Neukirchen: Untersuchung auf Eis

Eine interne Untersuchung der Rathaus-EDV in Neukirchen wird es nun doch nicht geben.
Das erklärte Karl-Christian Schelzke, Verteidiger von Bürgermeister Klemens Olbrich, im Gespräch mit der HNA.
Wegen des Ertrinkungstodes dreier Kinder in Seigertshausen gibt es neue Anschuldigungen, Zeugen sollen vor Gericht in Treysa in der Sache falsch ausgesagt haben. Der Vorwurf lautet, ein belastendes Papier, das bei Durchsuchungen gefunden wurde, sei geheimgehalten worden.
Durch eine rathausinterne Untersuchung wollte der Bürgermeister wohl nachzuweisen lassen, dass er das belastende Papier nicht kannte.

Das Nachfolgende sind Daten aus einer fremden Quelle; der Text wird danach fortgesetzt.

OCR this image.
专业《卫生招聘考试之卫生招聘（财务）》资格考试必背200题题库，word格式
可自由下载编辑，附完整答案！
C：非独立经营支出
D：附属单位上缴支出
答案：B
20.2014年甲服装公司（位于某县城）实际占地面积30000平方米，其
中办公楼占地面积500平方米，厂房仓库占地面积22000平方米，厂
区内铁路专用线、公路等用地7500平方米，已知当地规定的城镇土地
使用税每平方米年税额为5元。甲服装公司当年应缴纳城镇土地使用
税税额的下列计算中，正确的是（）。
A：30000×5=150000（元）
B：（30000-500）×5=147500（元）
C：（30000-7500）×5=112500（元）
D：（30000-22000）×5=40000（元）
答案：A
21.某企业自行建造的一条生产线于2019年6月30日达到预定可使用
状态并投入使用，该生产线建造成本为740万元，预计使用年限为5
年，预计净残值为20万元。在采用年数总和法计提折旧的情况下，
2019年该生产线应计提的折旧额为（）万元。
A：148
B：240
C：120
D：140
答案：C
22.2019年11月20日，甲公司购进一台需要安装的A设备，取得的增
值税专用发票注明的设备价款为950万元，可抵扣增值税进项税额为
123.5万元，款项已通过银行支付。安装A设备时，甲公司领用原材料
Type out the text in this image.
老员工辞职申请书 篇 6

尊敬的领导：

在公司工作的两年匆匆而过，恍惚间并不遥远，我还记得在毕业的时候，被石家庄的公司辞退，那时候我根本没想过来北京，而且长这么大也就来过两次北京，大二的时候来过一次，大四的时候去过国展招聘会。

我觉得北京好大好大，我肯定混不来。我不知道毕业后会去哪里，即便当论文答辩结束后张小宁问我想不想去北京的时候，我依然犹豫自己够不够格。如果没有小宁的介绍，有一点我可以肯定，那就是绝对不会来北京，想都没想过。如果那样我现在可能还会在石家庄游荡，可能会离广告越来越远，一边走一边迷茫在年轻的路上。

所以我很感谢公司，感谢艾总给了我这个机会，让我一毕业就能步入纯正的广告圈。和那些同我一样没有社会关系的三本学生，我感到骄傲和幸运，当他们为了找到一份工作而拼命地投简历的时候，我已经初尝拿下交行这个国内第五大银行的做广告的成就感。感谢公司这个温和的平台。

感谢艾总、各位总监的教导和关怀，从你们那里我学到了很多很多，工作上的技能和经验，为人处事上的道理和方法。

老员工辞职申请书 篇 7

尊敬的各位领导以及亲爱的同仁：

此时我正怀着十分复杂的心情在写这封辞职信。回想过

Sie sollte zunächst von Marian Knauff, Hauptamtsleiter im Rathaus, geleitet werden. Doch kurz darauf hatte Olbrich Knauff von der Aufgabe auf dessen Wunsch wieder befreit. Knauff sei der Ansicht, das gehe mit seiner Kandidatur als Bürgermeister nicht zusammen.
Knauf bleibt Bürgermeisterkandidat
Diese Woche unterstrich der 44-Jährige, dass er an seiner Kandidatur zur Wahl des neuen Bürgermeisters am 1. November unverändert festhalte. In der Stadt waren zuvor Gerüchte laut geworden, Hauptamtsleiter Knauff wolle nicht mehr Chef im Rathaus werden. Das dementierte Knauff entschieden.
Auch andere kommen für so eine eigene Ermittlung nicht in Betracht, so Schelzke, der auch Geschäftsführender Direktor des HSGB (Hessischer Städte- und Gemeindebund) ist.
Nach ausführlicher Diskussion auch mit seiner Tochter Dr. Ricarda Schelzke, die ihn bei der Verteidigung unterstütze, sei man übereingekommen, auf eine eigene Beweisführung zu verzichten.
Verteidigung vertraut Ermittlungsarbeit
„Wir haben volles Vertrauen in die Ermittlungen der Staatsanwaltschaft“, so Schelzke. Und hausinterne Ermittlungen würden nur zu Unfrieden im Rathaus führen.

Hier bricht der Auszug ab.